As can be imagined such a power is being sought by aliens who are able to take human form. The aliens are not humans who mutated but beings from another planet that was destroyed by this power and who are wanting to take over the earth and kill all humans. These D’Bari are led by Vuk (Jessica Chastain) who has taken over the body of a human woman.
The subplot is the struggle between the X-Men that previous stories have created. We won’t spoil those since that is the true interest for the fans of the series, but the moral lessons are several. First, is it permissible to protect a child by suppressing their painful memories? Does this empower or harm their developing sense of self? Second, what are the fears that would cause humanity to imprison or isolate those who are different? Third, if mutation begins the process of evolution can there be an outside force that causes a giant leap in that evolutionary process? What do we call that outside force? And last, when a leader becomes self-serving how does the group help that leader to retire and have the next generation choose their own leaders?

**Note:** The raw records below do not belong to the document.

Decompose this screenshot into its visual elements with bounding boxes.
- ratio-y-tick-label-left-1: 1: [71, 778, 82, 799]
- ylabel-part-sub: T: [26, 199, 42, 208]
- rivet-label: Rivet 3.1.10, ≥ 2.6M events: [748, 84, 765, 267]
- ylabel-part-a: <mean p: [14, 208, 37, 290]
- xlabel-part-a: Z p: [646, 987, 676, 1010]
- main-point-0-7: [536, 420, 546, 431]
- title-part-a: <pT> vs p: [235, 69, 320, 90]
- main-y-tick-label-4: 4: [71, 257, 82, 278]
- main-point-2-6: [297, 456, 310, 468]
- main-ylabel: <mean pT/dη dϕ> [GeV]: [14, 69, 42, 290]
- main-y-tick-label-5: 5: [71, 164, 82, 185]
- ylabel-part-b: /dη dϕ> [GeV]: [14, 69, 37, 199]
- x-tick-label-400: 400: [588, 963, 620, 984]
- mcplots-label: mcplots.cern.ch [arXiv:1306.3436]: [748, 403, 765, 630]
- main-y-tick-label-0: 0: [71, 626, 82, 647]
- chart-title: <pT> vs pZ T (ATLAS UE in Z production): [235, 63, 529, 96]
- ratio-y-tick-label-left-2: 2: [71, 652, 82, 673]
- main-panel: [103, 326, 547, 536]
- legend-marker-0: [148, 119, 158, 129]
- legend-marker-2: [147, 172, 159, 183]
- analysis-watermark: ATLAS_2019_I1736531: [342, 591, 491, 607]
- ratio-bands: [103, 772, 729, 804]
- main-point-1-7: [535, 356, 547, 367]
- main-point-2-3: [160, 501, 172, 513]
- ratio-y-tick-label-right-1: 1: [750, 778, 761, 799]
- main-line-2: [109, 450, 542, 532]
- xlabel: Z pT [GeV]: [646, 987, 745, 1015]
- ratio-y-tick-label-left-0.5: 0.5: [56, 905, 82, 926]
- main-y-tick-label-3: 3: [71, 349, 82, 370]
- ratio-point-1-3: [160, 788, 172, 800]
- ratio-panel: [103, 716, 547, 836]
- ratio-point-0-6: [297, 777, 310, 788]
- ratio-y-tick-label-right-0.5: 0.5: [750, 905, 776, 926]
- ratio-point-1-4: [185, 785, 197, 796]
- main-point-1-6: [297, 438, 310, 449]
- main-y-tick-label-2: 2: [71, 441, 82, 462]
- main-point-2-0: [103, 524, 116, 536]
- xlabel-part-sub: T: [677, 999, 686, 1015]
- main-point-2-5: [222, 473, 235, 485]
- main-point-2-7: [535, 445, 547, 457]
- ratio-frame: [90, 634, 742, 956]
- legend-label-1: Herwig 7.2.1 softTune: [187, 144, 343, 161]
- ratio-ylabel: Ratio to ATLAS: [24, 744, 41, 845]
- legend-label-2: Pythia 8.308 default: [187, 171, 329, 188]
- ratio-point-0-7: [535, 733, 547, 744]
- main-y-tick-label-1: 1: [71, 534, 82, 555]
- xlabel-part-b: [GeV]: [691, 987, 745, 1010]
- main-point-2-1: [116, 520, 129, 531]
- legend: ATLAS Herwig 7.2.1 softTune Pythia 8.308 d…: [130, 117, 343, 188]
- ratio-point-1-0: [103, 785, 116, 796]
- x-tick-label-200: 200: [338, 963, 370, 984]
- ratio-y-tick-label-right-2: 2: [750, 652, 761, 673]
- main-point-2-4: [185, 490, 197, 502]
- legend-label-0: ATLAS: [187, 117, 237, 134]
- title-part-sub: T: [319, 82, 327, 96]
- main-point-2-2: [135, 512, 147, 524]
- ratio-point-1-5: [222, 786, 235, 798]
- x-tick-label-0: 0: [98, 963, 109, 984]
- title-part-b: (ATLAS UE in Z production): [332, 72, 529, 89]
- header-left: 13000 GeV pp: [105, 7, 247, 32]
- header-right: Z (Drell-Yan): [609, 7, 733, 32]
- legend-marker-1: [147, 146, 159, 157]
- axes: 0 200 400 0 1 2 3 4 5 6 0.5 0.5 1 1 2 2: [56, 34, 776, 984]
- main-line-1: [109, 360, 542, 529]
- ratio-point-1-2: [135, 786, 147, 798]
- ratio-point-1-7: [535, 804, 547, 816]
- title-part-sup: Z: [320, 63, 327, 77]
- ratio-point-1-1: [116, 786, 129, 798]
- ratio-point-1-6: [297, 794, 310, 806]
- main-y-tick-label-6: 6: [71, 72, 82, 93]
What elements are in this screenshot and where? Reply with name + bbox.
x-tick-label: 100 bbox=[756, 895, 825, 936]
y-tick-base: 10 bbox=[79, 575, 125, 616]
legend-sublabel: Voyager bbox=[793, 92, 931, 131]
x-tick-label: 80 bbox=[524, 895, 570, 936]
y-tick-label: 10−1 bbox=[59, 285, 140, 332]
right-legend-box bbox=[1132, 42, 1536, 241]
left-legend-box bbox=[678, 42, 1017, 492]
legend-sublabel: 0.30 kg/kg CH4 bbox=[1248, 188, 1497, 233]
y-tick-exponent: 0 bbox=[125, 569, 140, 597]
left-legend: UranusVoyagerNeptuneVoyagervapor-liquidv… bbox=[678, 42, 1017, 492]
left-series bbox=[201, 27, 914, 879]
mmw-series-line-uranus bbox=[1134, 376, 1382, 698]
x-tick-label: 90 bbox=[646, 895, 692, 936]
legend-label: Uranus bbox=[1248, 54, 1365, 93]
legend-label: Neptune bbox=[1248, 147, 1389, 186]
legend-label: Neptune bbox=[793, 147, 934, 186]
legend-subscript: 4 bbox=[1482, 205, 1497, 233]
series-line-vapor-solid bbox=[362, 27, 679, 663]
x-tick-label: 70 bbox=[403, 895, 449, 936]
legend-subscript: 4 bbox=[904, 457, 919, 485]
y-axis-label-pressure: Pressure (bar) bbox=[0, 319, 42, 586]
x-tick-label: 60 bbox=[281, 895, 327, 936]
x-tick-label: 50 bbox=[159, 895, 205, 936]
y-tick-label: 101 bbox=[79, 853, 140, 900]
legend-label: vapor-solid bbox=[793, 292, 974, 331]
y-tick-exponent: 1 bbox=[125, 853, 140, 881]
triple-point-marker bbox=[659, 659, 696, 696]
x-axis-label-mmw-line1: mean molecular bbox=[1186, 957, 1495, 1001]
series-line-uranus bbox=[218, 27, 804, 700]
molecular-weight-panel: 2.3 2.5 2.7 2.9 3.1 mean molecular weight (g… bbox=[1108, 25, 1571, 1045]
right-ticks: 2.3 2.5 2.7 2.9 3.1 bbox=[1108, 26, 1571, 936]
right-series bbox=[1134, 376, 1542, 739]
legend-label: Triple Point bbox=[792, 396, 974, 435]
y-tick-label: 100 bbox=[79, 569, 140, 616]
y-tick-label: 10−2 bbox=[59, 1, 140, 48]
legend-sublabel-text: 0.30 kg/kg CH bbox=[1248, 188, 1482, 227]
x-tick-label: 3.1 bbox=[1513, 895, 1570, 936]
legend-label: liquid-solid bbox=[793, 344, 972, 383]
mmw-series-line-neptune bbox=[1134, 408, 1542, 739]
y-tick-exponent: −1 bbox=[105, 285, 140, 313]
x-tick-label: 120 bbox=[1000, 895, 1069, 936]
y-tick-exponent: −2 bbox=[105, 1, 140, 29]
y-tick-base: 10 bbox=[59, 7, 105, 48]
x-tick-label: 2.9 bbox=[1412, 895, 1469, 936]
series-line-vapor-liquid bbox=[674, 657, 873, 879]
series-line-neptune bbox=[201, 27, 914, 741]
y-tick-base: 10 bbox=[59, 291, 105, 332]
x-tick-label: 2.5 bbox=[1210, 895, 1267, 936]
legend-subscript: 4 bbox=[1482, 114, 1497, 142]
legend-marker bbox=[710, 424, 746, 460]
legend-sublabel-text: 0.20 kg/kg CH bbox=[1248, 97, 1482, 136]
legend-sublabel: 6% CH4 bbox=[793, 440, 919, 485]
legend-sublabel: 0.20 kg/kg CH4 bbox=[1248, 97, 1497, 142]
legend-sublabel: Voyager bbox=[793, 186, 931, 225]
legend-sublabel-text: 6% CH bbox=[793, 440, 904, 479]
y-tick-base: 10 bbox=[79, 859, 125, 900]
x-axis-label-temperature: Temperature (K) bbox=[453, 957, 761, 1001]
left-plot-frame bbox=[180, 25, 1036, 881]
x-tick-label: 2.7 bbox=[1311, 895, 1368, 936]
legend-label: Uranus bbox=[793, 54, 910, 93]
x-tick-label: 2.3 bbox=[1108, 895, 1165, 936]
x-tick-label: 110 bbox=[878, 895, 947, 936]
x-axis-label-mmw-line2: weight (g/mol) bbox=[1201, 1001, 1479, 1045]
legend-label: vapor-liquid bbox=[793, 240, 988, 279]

As is true of all fantasy and sci-fi films and stories, the context is only the vehicle for better understanding ourselves and the human condition. In that goal the X-Men franchise is perhaps the most helpful of the films. However even the X-Men are often caught up in battle rather than in exploring deeply the larger human issues. Perhaps future films will solve that and create truly great science fiction.
Directed by Simon Kinberg is better known as a producer. This is only one of three films he has directed. How did you experience his work in contrast to the other X-Men films?
The decision in several of the large franchises to allow a central character to be killed brings a feeling of mystery and reality to the films. But how does it change the series for you when a favorite character is killed?
The dark side of every person’s abilities are easily seen. What are your abilities and how does the dark or shadow side of that ability show itself in your life?